東京では自民が二議席、立憲民主、公明、共産、れいわ新選組の各党が一議席を獲得した。改選数「六」は全国最多で、大政党の候補者以外にも当選の余地がある。れいわの山本太郎代表が当選したのも、一人区では切り捨てられる少数派の民意が反映しやすいからだろう。公約に「消費税廃止」を掲げて政権との対決姿勢を打ち出したことで、生活不安を抱いたり、大政党に希望を持てなくなったりした都民の票の受け皿になったと考えられる。

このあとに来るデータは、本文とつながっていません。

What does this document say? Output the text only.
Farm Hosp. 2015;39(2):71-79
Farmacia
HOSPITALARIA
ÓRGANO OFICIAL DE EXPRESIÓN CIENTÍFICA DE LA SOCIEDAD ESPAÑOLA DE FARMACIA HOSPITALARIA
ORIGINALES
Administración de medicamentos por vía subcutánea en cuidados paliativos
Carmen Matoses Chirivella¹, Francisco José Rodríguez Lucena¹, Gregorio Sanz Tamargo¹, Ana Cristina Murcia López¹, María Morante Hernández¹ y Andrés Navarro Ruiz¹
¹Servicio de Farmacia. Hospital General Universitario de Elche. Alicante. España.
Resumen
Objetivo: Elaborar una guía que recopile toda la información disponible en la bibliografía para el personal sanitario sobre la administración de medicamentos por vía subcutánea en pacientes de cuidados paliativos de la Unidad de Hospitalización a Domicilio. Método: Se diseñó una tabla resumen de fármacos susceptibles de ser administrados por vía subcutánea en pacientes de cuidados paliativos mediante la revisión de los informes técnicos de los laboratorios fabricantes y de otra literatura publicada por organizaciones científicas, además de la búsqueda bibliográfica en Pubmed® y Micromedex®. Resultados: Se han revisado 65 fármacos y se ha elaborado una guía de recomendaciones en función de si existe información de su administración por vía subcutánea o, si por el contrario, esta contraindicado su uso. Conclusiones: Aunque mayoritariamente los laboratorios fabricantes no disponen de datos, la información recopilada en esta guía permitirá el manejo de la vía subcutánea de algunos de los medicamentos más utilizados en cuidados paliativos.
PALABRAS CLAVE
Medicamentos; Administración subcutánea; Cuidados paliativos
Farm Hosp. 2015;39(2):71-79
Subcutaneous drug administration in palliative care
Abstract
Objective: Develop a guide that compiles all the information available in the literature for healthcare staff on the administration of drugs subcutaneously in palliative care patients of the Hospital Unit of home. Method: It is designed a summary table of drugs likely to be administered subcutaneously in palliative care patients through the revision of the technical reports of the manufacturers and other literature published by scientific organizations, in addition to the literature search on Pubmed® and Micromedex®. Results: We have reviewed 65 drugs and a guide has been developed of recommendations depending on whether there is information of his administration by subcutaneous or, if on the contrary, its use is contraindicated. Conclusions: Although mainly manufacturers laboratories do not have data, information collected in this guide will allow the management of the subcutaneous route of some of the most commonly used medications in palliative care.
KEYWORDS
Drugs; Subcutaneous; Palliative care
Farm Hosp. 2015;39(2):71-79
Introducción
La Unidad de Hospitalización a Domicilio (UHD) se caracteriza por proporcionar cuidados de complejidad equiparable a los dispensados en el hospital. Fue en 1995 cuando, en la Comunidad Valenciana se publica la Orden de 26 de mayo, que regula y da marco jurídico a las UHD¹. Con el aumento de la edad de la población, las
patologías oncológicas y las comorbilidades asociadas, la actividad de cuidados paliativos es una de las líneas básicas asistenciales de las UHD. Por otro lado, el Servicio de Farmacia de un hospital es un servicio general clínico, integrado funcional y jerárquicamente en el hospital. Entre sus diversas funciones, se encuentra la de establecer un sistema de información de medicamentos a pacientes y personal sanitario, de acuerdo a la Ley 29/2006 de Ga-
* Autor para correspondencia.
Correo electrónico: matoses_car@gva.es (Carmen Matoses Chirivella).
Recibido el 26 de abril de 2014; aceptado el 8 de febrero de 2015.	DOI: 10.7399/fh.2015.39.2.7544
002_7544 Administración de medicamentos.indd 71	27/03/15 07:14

二年半も続くコロナ禍を振り返れば、感染拡大の影響で解雇や雇い止め(見込みを含む)にあった東京の労働者は累計約二万六千人に上り、全国の19%を占める。雇用調整の可能性のある東京の事業所は累計約四万九千カ所で、全国の36%に達する。
物価高対策や社会保障、子育て支援など、暮らしを守る政策を優先すべきは当然で、緊急性を欠く改憲や、必要性や財源があいまいな防衛力増強に突き進むときではあるまい。
選挙戦では、選択的夫婦別姓や同性婚など新しい家族の形に後ろ向きな自民の姿勢が際立った。
しかし、姓を変えない事実婚を選んだり、同性のパートナーを持ったりするケースは現実には少なくない。
三月に公表された内閣府の世論調査によると、選択的夫婦別姓を肯定する答えは東京二十三区で全体を約6ポイント上回った。四月に都内で行われた性的少数者(LGBTQ)当事者らのパレードには、約二千人が参加した。
海外では、夫婦別姓は欧米や中国、韓国などで広く認められ、同性婚も近年、導入する国が増えている。当事者の生きづらさを社会が理解し、人権を尊重した結果であり、日本の遅れは著しい。
大勝したとはいえ、自民の主張だけに縛られていては社会の閉塞(へいそく)感は解消しない。多様性を求める東京の選挙結果を、未来に通じる「窓」にしなければならない。